Janice Kelly is expected to give evidence via video link to avoid an unseemly media circus at the London court where the inquiry headed by Lord Brian Hutton will be going into its fourth and final week.

Kelly, 59, a former UN arms inspector in Iraq, was at the center of allegations that Prime Minister Tony Blair's government exaggerated the threat of Saddam Hussein's weapons of mass destruction.

His death in July, just days after he faced aggressive grilling before a parliamentary committee, hurled Blair -- who testified Thursday -- into the worst political crisis of his six years in power.

The affair claimed its first major casualty Friday when Alastair Campbell, who denies having "sexed up" a September 2002 on Iraq and weapons of mass destruction, resigned as Blair's powerful communications strategist.

Kelly, a mild-mannered Ministry of Defence expert on Iraq's deadly arsenal, has been portrayed in some quarters as the innocent victim of a nasty row between Downing Street and the BBC over Iraq.

He was the source of a BBC radio report in late May alleging that the September dossier's key claim -- that Iraq could deploy chemical or biological weapons in just 45 minutes -- was inserted by Blair's team despite reservations among intelligence chiefs that it came from a single Iraqi source.

On Sunday, the Observer newspaper cast Kelly in a new light, publishing what it called an unpublished article he wrote anonymously for a report on Iraq before the US-led war on Iraq began in March.

In it he says that, while Iraq's arsenal was "modest", its development under Saddam -- and the fear that terrorists could get their hands on it -- was serious enough to warrant "regime change".

"Although the current threat presented by Iraq militarily is modest, both in terms of conventional and unconventional weapons, it has never given up its intent to develop and stockpile such weapons for both military and terrorist use," Kelly wrote.

He added: "Perhaps the real threat from Iraq today comes from covert use of such weapons against troops or by terrorists against civilian targets worldwide..."

"The long-term threat, however, remains Iraq's development to military maturity of weapons of mass destruction -- something that only regime change will avert."

Documents released by the inquiry over the weekend revealed that Britain's internal security service MI5 carried out a secret analysis of BBC reports on the government's September dossier to find out who its source was.

MI5 reported back on July 1: "The source appears to be an expert on current and recent past Iraq weapons capability, sufficiently well informed to give a statistical figure on the capability."

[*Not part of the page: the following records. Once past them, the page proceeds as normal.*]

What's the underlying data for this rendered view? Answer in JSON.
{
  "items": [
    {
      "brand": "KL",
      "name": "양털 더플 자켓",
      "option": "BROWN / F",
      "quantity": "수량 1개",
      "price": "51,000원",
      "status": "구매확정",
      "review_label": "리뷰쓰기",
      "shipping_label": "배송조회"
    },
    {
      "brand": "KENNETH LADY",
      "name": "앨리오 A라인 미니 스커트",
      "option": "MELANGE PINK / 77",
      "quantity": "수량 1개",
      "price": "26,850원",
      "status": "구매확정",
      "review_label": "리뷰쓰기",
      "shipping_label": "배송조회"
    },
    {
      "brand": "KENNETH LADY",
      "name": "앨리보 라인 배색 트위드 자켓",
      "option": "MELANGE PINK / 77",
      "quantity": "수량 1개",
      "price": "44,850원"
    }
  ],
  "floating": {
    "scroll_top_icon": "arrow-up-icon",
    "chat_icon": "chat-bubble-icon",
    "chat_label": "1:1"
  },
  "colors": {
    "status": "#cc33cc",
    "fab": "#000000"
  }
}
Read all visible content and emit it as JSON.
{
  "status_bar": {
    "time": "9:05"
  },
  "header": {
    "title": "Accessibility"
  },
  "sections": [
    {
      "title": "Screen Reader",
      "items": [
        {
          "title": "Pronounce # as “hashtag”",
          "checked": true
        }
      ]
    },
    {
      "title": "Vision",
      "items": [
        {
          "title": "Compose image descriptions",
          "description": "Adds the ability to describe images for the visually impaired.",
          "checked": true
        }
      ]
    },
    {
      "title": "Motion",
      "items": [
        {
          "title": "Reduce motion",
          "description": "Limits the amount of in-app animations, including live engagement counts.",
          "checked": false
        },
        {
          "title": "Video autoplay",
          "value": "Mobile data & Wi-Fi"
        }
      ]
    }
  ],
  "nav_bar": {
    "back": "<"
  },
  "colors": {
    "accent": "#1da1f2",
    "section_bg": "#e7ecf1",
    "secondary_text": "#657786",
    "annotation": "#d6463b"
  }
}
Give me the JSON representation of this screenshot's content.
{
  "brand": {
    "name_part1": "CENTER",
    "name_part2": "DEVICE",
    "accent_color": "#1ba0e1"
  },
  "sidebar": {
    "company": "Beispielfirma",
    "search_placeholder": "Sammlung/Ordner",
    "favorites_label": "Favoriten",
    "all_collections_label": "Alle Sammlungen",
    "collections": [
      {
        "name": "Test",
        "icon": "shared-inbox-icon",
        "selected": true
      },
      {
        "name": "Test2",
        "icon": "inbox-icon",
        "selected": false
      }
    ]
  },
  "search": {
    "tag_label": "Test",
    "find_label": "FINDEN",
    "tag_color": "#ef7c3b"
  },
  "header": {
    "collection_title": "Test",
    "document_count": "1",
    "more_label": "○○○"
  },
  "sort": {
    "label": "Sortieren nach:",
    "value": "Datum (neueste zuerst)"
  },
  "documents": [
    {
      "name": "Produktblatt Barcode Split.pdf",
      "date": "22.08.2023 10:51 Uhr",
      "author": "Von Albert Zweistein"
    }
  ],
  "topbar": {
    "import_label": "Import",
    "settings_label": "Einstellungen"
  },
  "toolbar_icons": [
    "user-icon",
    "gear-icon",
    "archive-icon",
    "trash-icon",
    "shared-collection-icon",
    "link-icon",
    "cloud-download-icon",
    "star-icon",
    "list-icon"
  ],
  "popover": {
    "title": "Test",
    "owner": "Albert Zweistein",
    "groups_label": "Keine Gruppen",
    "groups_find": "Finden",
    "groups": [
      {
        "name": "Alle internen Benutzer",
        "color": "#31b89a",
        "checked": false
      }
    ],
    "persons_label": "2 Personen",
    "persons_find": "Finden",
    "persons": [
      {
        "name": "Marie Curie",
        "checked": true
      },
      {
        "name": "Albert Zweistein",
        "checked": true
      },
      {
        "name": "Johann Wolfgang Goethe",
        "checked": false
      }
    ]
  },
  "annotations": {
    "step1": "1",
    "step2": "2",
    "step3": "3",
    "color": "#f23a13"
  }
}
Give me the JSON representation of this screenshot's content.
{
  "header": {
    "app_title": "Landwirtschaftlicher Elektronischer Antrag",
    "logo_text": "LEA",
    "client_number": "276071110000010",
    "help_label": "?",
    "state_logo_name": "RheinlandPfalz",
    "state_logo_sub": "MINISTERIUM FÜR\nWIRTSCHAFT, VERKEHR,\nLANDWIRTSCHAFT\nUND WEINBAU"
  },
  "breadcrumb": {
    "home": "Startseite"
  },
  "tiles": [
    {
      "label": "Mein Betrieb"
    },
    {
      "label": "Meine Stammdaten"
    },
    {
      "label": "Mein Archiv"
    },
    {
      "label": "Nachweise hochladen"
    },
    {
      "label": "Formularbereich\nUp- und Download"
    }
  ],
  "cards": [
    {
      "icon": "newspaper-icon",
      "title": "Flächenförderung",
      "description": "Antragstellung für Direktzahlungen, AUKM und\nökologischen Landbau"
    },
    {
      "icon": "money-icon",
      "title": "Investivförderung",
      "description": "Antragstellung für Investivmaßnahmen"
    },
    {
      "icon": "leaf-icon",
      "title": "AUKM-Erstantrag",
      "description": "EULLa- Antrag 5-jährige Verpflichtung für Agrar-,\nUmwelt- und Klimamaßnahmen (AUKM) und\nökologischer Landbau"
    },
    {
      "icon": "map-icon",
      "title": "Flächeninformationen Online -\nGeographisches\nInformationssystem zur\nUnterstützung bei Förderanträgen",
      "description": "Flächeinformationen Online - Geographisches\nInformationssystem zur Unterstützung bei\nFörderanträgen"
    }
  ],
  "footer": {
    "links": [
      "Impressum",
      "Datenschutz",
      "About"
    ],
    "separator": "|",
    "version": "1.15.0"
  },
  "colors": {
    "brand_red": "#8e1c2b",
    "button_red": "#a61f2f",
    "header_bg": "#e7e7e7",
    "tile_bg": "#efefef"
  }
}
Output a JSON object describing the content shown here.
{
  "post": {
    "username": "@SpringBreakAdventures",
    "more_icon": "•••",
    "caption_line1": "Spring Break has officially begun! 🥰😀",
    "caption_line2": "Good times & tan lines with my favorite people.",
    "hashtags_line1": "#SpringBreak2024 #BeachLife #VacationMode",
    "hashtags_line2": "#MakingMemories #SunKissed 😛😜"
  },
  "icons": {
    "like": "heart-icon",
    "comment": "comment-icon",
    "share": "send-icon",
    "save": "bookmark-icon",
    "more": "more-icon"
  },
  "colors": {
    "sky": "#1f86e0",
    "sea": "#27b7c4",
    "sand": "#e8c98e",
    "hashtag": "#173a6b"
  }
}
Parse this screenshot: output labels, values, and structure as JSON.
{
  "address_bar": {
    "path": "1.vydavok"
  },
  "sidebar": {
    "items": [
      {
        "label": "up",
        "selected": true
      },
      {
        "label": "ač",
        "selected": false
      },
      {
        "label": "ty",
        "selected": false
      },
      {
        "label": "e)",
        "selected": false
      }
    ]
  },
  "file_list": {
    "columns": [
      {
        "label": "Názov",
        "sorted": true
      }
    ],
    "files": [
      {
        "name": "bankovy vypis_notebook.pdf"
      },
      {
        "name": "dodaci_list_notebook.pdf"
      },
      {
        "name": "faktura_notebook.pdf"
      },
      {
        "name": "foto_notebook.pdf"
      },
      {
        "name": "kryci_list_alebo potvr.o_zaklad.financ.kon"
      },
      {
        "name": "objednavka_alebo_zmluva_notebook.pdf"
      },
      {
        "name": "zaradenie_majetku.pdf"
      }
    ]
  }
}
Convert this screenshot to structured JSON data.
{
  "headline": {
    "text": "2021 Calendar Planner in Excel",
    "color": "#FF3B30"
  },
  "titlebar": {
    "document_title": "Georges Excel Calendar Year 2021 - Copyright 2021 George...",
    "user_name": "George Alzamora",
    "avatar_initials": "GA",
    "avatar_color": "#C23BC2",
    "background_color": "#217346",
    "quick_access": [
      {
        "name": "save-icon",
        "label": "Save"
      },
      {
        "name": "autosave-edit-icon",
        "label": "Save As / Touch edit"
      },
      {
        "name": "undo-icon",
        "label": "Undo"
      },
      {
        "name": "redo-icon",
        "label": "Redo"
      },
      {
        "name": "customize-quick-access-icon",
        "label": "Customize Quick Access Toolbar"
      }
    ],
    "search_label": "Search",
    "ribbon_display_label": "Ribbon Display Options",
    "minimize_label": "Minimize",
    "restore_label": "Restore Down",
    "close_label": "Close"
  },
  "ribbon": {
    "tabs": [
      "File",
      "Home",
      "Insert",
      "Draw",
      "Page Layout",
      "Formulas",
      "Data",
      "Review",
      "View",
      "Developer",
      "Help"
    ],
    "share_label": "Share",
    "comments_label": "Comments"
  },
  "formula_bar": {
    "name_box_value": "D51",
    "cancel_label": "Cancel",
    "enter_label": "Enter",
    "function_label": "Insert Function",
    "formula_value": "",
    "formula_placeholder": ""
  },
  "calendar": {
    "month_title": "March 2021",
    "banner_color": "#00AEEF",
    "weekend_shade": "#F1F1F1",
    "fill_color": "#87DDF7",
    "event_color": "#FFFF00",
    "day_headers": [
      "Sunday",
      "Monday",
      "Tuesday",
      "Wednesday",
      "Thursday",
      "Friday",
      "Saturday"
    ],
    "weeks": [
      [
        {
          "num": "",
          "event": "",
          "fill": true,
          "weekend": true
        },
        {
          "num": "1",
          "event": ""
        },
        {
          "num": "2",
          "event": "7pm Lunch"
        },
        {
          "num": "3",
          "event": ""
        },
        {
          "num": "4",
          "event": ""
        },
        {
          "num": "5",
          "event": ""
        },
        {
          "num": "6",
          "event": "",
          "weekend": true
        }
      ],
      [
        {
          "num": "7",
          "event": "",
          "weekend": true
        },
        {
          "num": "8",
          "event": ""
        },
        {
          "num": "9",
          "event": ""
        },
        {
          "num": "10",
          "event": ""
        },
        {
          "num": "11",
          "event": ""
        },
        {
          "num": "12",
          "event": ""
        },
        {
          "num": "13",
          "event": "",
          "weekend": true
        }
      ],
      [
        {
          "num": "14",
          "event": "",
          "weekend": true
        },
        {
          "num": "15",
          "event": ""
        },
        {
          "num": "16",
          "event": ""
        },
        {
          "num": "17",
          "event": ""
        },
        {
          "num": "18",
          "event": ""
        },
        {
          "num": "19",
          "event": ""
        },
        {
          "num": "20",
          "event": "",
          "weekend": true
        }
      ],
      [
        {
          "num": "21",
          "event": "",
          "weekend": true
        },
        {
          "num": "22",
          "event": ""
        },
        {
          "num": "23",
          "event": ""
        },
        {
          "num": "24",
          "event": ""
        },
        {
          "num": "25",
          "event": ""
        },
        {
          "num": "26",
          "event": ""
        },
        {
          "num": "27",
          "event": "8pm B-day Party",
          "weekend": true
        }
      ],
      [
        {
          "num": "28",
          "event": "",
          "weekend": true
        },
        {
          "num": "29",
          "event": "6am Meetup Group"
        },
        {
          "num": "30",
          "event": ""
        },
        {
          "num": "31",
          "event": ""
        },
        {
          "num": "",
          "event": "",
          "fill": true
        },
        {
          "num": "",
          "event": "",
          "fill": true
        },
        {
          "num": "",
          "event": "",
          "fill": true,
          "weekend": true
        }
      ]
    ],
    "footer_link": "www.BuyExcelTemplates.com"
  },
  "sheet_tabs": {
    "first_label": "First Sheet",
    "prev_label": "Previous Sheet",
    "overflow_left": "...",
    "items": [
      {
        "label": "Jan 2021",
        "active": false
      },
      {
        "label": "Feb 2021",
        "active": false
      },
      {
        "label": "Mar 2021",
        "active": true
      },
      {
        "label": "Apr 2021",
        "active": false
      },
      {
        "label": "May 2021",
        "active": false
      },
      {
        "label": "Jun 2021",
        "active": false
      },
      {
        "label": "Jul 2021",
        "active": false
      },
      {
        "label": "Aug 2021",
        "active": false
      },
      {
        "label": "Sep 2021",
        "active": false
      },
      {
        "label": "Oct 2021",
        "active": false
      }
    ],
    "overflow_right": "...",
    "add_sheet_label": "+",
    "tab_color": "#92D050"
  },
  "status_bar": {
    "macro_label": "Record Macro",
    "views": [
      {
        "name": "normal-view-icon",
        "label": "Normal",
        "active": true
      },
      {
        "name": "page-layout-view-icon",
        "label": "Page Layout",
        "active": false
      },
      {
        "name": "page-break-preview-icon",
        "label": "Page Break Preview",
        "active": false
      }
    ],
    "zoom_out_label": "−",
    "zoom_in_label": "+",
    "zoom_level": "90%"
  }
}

By that stage, Kelly had come forward to confirm to his superiors that he had met Andrew Gilligan, a BBC radio defence correspondent, a few days before Gilligan first aired the "sexed up" allegations on May 29.

Besides Kelly's widow, the inquiry will hear this week from his daughter, his sister, several of his friends, and police who searched for, then found his body July 18 with a slit wrist in woodland near his Oxfordshire home.

Once the last witness is heard Thursday, Hutton is expected to adjourn hearings until September 15 when some witnesses will be recalled. Observers expect his final report will not be out before the end of October.